Come in altri settori “digitally disrupted“, una delle ragioni per una crescita così rapida del FinTech è la drastica riduzione degli investimenti necessari a sviluppare un nuovo servizio. Diffusione di Cloud computing e di APIs (Application Programming Interface) consentono rispettivamente di ridurre i costi infrastrutturali e di integrazione con altri prodotti e servizi. Un esempio su tutti? Il robo-advisory, ossia la gestione dei risparmi automatizzata attraverso algoritmi che rappresenta una delle applicazioni più promettenti e una evoluzione. Anziché rivolgersi a un consulente in carne e ossa, i clienti rispondono ad una serie di domande online: quanto vogliono investire, per quanto tempo, con quale obiettivo.

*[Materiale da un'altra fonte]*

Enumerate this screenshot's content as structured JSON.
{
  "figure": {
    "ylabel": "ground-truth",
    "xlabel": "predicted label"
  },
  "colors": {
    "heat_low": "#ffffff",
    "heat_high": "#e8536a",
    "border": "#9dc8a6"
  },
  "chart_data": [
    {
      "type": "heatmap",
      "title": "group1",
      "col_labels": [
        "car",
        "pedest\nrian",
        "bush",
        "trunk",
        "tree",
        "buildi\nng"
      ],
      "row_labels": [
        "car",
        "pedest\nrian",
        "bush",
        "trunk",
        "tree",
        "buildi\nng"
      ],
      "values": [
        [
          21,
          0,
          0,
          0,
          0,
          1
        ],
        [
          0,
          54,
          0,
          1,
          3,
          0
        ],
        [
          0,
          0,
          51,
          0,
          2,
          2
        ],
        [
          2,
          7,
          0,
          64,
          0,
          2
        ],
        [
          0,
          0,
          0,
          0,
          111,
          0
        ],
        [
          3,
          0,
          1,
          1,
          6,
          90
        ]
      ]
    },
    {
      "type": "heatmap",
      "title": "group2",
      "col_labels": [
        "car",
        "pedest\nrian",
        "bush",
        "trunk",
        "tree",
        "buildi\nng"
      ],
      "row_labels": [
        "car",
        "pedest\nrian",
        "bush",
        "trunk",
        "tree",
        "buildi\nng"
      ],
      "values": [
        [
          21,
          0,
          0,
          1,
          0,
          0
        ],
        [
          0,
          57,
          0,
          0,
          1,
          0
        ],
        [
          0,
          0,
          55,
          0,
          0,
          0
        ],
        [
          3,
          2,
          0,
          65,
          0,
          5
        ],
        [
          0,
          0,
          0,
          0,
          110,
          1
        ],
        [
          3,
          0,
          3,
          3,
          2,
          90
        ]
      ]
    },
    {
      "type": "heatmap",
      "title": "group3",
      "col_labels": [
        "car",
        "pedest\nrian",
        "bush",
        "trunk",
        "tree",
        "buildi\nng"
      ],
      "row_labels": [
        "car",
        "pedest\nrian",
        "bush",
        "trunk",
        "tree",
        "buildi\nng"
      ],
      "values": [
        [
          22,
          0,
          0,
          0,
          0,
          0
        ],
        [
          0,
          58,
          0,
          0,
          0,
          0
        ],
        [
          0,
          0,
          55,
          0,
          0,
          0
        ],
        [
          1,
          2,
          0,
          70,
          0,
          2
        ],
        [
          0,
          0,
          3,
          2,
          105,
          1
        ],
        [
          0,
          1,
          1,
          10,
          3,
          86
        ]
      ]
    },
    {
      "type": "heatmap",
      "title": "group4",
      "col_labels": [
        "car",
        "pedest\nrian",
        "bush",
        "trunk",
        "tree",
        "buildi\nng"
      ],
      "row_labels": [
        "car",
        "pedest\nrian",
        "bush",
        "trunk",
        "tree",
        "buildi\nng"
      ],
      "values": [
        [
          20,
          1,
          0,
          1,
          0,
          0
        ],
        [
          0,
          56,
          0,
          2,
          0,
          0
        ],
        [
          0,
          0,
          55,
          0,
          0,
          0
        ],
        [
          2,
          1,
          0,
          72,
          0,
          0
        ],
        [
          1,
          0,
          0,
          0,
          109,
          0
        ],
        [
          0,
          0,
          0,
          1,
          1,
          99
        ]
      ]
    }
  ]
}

Entro il 2017, secondo Gartner, il 70% dei business models digitali di successo sarà basato su processi deliberatamente instabili disegnati per adattarsi ai mutevoli bisogni del cliente finale. Entro il 2018 il 50% delle imprese affronteranno le novità, sfideranno lo status quo e si ingegneranno per superare la Big Change Revolution. Il risultato di tutto ciò sarà la mutazione verso processi agili, adattabili e “supermanovrabili” in ottica customer-centric. Stiamo vivendo tutti in un’epoca di grandi cambiamenti e se non si vuole essere travolti dalla rivoluzione digitale non si può fare altro che abbracciarla come suggerisce James McQuivey, CMO di Forrester, nel suo video “Digital Disruption: Unleashing the Next Wave of Innovation”.
Uno spunto finale: recenti studi hanno evidenziato che le società USA acquistano startup innovative quattro volte di più delle aziende europee; non dovrebbe stupire se diciamo che anche comprare startup è il modo più veloce di affrontare la disruption e continuare a innovare.